Tem
gente no Planalto fazendo vodu com bonequinho de Raquel Dodge – e é bom
que a procuradora geral da República tome cuidado com os despachos (de
macumba) nas encruzilhadas de fim de ano. O texto da Adin impetrada
ontem pela PGR no STF contra o generoso indulto decretado por Michel
Temer para condenados por corrupção é a mais dura peça assinada por
Dodge contra um ato do governo desde que assumiu o cargo.
Além
de dizer que Temer violou a Constituição porque o chefe do Executivo
não tem poderes ilimitados para ‘aniquilar” as condenações criminais, a
PGR chama o ato de arbitrário.

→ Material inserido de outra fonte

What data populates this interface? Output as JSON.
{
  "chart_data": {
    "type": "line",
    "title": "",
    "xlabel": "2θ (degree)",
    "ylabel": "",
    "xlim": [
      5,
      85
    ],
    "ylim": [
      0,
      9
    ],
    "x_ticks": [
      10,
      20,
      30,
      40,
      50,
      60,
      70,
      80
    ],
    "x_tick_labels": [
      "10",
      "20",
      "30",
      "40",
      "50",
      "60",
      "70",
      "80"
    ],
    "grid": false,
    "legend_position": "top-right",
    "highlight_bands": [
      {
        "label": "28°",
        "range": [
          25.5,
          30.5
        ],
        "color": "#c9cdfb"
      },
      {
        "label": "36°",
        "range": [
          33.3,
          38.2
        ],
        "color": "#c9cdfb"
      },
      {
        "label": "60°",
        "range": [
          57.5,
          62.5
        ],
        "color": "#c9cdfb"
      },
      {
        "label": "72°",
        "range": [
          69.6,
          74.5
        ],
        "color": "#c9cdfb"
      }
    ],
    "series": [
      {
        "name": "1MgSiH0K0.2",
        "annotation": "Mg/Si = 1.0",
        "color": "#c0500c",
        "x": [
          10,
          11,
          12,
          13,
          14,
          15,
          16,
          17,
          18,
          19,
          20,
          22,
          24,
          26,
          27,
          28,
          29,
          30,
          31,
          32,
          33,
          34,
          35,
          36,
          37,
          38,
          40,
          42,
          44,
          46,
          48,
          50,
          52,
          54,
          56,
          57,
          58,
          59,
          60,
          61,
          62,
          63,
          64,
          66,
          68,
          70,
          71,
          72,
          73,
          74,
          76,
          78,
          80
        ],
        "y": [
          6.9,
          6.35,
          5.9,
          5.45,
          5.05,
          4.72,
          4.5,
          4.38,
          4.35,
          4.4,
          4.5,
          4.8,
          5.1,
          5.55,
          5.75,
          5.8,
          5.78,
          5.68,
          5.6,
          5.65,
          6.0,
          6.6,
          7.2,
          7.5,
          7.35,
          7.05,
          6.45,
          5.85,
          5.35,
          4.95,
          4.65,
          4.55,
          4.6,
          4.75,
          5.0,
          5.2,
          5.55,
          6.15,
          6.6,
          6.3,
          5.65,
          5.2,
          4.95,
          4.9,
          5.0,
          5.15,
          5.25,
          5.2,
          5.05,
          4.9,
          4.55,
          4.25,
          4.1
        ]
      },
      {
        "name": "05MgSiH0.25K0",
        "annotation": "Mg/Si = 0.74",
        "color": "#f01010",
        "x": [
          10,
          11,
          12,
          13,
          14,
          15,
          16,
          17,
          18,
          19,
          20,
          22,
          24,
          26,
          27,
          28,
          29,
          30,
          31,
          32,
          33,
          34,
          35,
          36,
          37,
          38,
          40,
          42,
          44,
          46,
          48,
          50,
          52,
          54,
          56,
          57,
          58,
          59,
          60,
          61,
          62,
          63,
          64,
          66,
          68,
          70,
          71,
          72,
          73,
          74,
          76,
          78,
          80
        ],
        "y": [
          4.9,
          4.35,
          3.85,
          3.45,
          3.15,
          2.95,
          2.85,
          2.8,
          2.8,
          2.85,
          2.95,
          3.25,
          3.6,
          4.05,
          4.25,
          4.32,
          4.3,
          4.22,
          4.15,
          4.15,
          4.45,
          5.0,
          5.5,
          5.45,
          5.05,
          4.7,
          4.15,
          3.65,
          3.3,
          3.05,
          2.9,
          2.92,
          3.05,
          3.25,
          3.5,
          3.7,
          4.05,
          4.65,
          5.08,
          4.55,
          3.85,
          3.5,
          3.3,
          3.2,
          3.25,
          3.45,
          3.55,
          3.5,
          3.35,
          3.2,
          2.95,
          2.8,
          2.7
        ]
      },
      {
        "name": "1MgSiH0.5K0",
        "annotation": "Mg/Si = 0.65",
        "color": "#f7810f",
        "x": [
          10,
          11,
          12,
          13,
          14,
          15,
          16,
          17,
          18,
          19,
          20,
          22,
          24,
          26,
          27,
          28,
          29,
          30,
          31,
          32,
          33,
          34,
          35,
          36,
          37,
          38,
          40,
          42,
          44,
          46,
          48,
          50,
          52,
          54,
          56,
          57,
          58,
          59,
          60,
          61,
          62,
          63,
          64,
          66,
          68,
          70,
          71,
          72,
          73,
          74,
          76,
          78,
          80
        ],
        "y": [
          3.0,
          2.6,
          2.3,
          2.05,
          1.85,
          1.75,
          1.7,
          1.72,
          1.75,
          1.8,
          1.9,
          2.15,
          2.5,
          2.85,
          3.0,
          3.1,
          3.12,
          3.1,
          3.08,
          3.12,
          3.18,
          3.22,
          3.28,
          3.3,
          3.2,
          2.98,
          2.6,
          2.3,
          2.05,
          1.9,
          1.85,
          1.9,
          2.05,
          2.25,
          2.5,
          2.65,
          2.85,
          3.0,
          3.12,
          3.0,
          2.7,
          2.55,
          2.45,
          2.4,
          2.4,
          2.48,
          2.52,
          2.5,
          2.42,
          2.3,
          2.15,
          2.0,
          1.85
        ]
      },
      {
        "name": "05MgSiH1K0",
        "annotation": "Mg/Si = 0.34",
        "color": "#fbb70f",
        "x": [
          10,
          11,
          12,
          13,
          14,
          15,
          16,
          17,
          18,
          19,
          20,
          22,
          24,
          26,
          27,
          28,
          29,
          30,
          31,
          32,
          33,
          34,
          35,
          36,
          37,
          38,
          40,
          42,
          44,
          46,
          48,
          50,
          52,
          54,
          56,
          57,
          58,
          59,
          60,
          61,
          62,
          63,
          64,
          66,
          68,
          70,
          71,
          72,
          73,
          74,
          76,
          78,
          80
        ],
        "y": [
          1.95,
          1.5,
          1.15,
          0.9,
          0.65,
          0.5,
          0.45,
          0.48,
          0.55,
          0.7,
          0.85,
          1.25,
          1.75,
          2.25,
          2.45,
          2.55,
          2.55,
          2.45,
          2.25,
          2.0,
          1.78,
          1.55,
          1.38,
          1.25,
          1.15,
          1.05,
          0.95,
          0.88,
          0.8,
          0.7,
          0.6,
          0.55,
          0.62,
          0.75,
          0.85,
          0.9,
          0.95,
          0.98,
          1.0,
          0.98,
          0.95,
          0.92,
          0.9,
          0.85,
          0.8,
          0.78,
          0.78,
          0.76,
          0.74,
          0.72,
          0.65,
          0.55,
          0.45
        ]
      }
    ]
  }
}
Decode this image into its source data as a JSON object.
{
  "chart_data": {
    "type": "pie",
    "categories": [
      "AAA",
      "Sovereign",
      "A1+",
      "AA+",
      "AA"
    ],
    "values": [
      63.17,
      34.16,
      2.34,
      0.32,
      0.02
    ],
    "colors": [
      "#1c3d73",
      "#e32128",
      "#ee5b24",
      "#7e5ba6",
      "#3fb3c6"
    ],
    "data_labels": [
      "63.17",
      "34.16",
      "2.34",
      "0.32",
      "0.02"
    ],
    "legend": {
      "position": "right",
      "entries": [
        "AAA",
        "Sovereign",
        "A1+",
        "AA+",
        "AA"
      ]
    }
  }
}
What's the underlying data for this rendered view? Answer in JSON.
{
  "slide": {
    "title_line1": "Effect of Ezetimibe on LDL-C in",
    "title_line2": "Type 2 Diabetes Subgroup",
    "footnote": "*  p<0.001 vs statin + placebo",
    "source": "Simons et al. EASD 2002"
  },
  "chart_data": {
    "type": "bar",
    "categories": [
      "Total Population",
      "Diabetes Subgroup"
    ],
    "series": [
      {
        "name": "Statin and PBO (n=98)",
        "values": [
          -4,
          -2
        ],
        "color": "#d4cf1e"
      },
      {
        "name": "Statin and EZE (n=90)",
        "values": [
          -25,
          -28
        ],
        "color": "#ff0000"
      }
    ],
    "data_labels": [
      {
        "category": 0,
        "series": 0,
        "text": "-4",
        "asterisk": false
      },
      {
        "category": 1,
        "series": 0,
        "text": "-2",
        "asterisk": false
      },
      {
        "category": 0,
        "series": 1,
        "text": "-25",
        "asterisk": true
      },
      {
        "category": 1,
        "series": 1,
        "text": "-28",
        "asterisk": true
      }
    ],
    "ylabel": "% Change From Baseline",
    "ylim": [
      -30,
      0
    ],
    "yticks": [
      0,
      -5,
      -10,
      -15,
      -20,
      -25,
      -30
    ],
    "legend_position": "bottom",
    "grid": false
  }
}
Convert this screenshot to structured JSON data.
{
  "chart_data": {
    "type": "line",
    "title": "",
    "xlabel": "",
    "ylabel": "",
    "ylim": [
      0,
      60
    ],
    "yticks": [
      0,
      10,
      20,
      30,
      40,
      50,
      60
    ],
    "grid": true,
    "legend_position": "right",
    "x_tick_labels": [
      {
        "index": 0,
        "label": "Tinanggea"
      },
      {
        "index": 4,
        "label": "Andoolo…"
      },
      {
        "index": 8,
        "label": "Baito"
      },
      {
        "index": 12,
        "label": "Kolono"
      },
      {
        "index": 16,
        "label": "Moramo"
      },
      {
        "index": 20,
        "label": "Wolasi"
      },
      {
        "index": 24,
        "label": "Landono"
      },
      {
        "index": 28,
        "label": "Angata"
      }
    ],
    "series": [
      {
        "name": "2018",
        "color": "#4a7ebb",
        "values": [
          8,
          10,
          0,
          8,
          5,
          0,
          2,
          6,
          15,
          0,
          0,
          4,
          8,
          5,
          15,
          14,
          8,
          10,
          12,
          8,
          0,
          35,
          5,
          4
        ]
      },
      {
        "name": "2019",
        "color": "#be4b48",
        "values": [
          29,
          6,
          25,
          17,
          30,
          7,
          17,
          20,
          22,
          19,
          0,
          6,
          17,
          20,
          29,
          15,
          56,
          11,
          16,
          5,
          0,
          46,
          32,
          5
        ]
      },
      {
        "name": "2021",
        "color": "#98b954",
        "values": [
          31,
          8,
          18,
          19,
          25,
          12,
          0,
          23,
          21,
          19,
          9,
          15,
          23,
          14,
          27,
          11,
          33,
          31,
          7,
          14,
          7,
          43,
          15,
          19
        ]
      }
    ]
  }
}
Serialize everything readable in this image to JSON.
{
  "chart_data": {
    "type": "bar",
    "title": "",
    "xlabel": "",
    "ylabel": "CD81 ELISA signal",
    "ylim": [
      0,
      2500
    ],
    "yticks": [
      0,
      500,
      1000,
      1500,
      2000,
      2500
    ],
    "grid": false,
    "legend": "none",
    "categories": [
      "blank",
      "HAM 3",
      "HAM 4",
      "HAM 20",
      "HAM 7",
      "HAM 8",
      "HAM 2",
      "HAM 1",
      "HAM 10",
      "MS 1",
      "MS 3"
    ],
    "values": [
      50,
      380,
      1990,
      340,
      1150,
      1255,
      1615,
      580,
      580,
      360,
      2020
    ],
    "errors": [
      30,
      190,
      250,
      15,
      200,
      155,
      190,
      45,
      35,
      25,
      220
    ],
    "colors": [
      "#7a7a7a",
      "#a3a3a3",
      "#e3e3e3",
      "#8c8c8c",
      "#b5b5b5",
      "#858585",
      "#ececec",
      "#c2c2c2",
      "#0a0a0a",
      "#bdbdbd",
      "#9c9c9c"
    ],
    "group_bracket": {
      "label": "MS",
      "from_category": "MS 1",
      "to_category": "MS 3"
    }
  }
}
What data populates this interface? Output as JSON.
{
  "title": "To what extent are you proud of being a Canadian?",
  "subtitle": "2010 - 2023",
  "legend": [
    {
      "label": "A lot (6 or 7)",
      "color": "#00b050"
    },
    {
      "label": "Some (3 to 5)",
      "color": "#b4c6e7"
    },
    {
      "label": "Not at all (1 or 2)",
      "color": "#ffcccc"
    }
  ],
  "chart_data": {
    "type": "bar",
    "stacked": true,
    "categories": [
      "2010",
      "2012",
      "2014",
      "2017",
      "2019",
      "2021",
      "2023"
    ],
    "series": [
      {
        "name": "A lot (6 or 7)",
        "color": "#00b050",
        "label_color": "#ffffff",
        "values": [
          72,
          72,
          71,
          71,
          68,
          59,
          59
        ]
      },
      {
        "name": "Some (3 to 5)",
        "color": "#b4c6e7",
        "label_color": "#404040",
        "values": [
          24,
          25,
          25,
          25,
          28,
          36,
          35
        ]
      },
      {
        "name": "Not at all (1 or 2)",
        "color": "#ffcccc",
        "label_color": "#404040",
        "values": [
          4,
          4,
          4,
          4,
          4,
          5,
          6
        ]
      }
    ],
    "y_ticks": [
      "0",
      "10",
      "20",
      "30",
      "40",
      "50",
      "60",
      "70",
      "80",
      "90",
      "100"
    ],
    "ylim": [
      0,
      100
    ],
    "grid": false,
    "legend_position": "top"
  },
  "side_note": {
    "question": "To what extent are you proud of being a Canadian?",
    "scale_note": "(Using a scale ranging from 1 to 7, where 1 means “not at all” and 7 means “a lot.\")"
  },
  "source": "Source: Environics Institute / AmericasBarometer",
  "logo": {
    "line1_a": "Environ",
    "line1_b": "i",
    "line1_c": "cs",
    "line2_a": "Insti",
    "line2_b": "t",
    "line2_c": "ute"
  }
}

Raquel cita diretamente a Lava Jato e as
investigações sobre corrupção ao dizer que o decreto de Temer se
destina ‘claramente’ a favorecer a impunidade.
Não
se pode dizer que tenha sido a primeira flechada de Raquel contra o
Planalto. Até agora, a nova procuradora tem mantido ações do antecessor
Rodrigo Janot contra políticos e levado adiante praticamente todos os
procedimentos criminai s da PGR. Mas caiu mal no entorno do presidente
pelo tom forte e, sobretudo, porque pode prenunciar coisas piores para
Temer e seus aliados no ano eleitoral de 2018. Temer e cia estão
furiosos e assustados.
Afinal,
o governo e os políticos acusados na Lava Jato haviam transformado o
ex-PGR Rodrigo Janot numa espécie de inimigo número 1 e vinham se
dedicando a denegri-lo e desgastá-lo como estratégia de defesa,
sobretudo depois do episódio JBS. A troca de procurador, e as brutais
diferenças entre um e outro – Janot, o demônio, e Raquel, o anjo –
seriam importante elemento nessa narrativa.
Raquel
Dodge, porém, não entrou no jogo – aliás, como previam os que a
conheciam de perto. Pode até ter alimentado esperanças do Planalto e
adjacências ao disputar a nomeação, sobretudo por viver em constante
disputa com Janot e seu grupo. Mas iludiram-se os governistas que
esperavam uma nova engavetadora geral da República.
Hoje
em dia, para ser PGR, um sujeito precisa, antes da nomeação do
presidente da República, do apoio de sua própria categoria. Aliás, como
todos os procuradores que lá ingressaram por rigoroso concurso e lá
passaram a maior parte de suas vidas profissionais. A fidelidade desse
pessoal é, sobretudo, às bases internas e aos principios fundamentais da
ação do Ministério Público, fortalecido e cada vez mais poderoso no
pós-Constituição de 1988. A isso se chama também instituição.